Arm yourself with these expert etiquette tips to get through any uncomfortable exchange.
There are some difficult conversations you simply can’t shy away from—no matter how good you are at avoiding confrontation. You may be a people pleaser, but what happens when you need to approach a roommate who’s been leaving the door unlocked; address a parent or relative who’s overstepped; or give less-than-sparkling feedback to a colleague at work?
If someone in your life is causing you emotional, physical, or ethical distress, at some point you’re going to need to gather the courage to speak up. There’s a way to approach confrontation in a healthy and constructive way without coming across as weak and wishy-washy, or tipping over into overt aggression.
Thankfully having a few tricks up your sleeve will help ease the discomfort of confronting someone. Here, Jodi R.R. Smith, president of Mannersmith etiquette consulting and author of The Etiquette Book: A Complete Guide to Modern Manners ($10; amazon.com), offers must-know advice and practical tips for making any confrontation (at least a little bit) more manageable.
1. Know when it’s time to speak up.
Some people don’t know how to pick their battles—it’s just fight, fight, fight all the time. But others let too many things slide by, which can make them extremely likable and easy to work with (or live with or date), but which can also lead to long-suppressed grievances that ultimately cause harm.
“There are a wide range of reasons why it is important to speak up, even if it is a difficult conversation,” Smith says. The two big ones: safety and development. “At the most basic of levels, there are times when we need to speak up to ensure safety,” she adds, while at a higher level, without addressing the issue, the person who needs to hear it will never learn and may continue their behavior. It’s a vicious cycle. If avoiding confrontation will either perpetuate a lack of safety or wind up doing both you and the other person a disservice, it’s time to talk face to face.
2. Consider your timing.
Are you at a big neighborhood potluck with lots of people around? Now’s probably not the time to call out your neighbor for parking on your rose bushes everyday. Did your roommate just get home from a gruesome day of travel? Maybe confront her about not paying you back for last month’s rent tomorrow. “Ask to schedule some time when the person will be most open to hearing from you,” Smith says. This will help you avoid blindsiding them too.

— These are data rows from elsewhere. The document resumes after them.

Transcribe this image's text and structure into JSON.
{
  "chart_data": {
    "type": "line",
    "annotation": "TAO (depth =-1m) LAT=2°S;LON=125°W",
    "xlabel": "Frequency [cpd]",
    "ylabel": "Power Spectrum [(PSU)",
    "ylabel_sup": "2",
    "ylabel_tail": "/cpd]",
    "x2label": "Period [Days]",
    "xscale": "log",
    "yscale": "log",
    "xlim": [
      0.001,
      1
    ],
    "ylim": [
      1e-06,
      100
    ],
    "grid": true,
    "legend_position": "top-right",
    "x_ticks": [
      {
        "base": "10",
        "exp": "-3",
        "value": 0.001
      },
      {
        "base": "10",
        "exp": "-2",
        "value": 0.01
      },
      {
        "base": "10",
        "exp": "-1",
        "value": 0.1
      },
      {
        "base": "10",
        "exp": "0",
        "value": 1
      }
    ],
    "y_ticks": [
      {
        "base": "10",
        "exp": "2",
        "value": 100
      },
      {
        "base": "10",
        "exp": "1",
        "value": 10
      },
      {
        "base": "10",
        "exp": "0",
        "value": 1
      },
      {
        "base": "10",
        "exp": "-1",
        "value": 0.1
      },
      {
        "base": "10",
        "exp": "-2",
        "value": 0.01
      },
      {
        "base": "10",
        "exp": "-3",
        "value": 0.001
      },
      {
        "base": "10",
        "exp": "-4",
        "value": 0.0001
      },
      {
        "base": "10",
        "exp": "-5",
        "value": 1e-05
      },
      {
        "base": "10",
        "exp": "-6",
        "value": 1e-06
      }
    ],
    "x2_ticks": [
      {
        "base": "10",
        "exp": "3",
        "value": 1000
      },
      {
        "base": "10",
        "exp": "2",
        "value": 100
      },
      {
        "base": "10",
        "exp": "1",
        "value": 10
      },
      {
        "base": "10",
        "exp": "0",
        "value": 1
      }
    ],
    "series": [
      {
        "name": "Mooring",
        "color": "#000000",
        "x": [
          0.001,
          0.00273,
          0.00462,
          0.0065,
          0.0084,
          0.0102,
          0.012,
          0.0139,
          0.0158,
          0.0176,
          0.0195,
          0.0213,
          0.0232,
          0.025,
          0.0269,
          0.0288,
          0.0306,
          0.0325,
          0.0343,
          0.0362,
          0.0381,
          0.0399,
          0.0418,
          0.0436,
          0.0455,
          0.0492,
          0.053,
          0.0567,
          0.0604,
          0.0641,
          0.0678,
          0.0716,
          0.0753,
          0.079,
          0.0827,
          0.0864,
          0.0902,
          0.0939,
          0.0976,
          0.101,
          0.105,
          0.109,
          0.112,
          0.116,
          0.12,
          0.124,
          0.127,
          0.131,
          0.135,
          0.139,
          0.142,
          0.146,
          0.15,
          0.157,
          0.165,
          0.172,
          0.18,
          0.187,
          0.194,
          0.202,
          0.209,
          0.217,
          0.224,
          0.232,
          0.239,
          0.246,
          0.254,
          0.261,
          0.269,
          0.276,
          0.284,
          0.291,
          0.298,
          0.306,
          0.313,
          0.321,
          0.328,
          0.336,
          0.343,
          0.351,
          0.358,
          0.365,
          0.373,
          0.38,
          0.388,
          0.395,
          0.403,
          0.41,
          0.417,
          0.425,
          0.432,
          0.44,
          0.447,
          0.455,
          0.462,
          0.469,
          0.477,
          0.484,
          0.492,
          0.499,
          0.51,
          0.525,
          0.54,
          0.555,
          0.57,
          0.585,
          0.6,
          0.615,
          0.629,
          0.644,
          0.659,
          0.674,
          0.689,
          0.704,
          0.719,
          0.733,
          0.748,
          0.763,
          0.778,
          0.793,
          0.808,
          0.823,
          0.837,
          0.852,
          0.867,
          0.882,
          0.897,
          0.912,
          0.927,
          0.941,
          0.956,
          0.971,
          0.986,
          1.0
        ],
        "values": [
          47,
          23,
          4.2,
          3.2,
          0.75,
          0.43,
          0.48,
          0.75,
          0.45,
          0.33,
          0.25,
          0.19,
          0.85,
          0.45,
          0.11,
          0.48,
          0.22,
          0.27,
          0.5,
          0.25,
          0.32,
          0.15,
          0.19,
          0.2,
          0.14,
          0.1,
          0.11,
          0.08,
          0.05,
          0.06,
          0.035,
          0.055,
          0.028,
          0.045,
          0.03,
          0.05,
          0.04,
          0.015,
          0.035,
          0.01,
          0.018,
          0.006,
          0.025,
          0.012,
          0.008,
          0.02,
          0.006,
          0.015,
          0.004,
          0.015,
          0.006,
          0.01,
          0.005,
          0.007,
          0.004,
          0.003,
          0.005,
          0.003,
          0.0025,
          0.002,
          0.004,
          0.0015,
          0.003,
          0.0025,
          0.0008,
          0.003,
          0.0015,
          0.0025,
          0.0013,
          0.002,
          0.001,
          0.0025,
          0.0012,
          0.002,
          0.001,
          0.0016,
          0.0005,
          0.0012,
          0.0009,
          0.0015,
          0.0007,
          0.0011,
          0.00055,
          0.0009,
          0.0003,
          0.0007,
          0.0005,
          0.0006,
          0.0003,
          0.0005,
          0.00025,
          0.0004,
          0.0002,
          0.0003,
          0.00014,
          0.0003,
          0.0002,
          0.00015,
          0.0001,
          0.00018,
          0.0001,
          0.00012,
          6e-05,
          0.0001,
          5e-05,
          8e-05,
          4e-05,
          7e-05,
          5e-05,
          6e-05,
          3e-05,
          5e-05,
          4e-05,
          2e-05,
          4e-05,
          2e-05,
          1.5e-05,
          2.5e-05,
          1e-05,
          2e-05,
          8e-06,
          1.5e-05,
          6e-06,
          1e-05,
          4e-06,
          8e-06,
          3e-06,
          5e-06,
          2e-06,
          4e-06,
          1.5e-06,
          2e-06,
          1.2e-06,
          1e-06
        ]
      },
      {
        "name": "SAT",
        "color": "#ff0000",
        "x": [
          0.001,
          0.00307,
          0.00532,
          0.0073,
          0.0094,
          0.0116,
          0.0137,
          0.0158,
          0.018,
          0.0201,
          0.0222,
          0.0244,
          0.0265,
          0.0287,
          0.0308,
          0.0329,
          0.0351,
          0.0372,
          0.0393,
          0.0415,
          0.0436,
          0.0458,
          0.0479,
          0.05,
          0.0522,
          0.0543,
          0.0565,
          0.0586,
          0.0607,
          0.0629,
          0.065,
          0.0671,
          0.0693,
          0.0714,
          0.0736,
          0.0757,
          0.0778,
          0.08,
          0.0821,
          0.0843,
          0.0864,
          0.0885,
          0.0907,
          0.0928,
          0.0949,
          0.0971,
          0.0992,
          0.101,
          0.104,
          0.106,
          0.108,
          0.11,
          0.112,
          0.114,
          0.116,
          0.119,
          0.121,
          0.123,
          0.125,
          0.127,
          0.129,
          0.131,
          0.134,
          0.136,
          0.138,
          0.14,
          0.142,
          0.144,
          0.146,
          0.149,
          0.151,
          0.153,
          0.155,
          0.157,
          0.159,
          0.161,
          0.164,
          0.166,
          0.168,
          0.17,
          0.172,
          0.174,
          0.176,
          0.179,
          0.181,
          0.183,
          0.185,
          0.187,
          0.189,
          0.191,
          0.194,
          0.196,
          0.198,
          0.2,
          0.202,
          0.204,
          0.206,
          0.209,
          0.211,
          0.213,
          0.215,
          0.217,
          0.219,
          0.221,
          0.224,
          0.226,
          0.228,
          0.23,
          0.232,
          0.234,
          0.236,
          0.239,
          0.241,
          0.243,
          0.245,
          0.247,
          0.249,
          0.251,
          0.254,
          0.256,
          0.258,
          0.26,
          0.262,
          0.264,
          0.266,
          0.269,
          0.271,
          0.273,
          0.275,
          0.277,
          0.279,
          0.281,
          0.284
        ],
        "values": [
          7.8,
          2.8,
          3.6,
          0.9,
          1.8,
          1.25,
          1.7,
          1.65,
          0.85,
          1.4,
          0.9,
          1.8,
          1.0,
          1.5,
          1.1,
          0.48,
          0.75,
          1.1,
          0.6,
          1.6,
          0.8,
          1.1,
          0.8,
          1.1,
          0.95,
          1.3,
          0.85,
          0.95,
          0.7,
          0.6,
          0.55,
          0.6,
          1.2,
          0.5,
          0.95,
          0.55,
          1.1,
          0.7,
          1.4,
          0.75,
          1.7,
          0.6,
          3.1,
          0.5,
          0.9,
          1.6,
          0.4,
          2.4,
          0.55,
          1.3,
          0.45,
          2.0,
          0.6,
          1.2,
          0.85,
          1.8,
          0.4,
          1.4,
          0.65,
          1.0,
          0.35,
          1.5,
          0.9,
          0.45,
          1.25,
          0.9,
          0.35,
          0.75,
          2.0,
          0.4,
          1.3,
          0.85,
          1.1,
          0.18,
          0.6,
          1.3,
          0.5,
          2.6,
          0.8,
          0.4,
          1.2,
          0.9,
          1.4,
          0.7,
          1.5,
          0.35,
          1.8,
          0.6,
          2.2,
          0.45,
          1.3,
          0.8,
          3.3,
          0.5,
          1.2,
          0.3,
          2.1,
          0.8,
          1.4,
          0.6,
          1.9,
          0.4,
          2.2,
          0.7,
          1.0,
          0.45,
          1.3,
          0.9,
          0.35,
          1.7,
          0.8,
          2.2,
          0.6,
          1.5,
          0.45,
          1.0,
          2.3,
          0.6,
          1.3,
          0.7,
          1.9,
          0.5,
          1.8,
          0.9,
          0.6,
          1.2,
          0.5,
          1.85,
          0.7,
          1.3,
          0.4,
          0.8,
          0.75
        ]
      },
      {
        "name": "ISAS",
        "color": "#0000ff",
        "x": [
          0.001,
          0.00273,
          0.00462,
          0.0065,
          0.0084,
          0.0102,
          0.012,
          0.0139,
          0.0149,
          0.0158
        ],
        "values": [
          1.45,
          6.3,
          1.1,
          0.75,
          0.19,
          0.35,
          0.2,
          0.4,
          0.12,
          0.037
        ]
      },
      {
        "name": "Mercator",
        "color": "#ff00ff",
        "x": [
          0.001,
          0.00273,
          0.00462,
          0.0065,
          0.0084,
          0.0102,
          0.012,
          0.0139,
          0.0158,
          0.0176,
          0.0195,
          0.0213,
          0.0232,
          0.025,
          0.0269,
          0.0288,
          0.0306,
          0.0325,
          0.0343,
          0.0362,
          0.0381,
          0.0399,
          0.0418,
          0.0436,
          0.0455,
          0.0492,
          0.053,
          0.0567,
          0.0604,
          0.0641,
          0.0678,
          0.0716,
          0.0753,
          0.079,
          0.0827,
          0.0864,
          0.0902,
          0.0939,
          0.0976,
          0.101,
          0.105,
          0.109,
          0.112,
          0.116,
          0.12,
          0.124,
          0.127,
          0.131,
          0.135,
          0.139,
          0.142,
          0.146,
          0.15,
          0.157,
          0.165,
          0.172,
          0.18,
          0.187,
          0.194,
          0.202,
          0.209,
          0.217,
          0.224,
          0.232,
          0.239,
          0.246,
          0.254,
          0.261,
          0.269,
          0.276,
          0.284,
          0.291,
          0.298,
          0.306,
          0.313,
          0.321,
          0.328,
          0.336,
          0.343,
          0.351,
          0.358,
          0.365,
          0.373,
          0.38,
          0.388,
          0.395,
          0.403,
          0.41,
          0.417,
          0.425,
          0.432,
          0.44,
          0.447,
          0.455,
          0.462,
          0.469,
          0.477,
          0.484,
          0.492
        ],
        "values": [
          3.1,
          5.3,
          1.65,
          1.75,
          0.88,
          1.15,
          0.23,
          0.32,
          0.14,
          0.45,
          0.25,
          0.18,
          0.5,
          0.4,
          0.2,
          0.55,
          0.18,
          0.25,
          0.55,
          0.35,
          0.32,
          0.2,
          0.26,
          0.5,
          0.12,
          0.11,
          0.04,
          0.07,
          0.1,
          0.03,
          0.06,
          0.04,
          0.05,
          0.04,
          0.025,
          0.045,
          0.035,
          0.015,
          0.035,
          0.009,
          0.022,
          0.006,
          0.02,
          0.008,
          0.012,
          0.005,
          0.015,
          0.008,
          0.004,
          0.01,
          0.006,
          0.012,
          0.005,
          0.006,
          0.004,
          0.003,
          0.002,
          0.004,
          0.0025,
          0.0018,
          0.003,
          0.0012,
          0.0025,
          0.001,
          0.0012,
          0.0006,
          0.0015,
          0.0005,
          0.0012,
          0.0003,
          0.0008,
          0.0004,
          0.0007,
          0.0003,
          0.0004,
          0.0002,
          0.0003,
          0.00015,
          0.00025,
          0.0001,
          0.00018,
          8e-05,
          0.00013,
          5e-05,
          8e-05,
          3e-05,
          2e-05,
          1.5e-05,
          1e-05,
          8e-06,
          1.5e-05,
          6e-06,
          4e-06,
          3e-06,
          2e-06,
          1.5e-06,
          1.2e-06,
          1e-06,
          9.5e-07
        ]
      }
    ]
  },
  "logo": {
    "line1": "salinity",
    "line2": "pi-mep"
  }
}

3. Find a neutral location.
Not every confrontation will be large enough to warrant a scheduled meeting on neutral ground—but when they are, timing and location matter. “In their space, the person may feel attacked; in your space, they may feel like you have the upper hand. For example, “find an empty conference room or quiet coffee shop to speak,” Smith says.
4. Be specific.
No matter what you’re trying to address, try to get to the core of the issue as quickly as possible. Beating around the bush or using vague examples can makes things unclear and prolong an already awkward conversation. “Be sure the other person will be able to understand what you’re talking about. Use specific examples and ask questions to make sure they are understanding.” Smith says. Need to confront a direct report about their recent behavior? Saying, “You are rude to clients,” is too general—and an unnecessary attack on their character. Instead, Smith suggests starting with something like: “Remember how yesterday the client came to meet us, you were texting on your phone and did not stand up to shake their hands?....”
5. Don’t be too polite.
Counterintuitive, we know, but Smith insists this can turn into a kind of “false diplomacy that masks what you’re trying to say and leaves the other person confused as to what the problem really is about.” She also says to avoid the feedback sandwich: the “praise, criticize, praise” formula that many people use to soften a harsh critique. It’s safest to be “kind but direct.” Smith offers some good phrases to employ:
- “I know this may be difficult to hear….”
- “There’s something I need to speak with you about and I hope you’re able to listen so that we can work together….”
- “This is a difficult conversation, but I would rather you hear this information from me than from someone else….”
6. Give the other person a chance to process.
“If this is the first time someone’s hearing this information, allow them time to process and think,” Smith says. It’s also important and courteous to offer them the floor. Ask if they have anything they want to add or ideas for how best to deal with these kinds of things moving forward.
However, depending on the situation and other person, once you’ve opened the floor, you risk inviting defensive accusations from their end. In that case, resist the urge to be pulled into a fight. “There are some people who’ll become defensive and try to make the conversation about you. Note their objections (‘Thank you for letting me know, that’s another conversation I’m happy to have with you, but for today we need to address X’),” Smith says. Acknowledging what they’re saying lets them know you’re listening, empathizing, and willing to work together to restore balance.
7. Don’t keep pushing if things escalate.
If the conversation takes a real turn—they start yelling or getting too upset—don’t push it. “Table the conversation to be continued later,” Smith says, or even consider bringing in a third party, whether that’s your landlord to settle a rooming dispute, a supervisor or human resources representative at work, or another friend who can offer an objective take on the situation.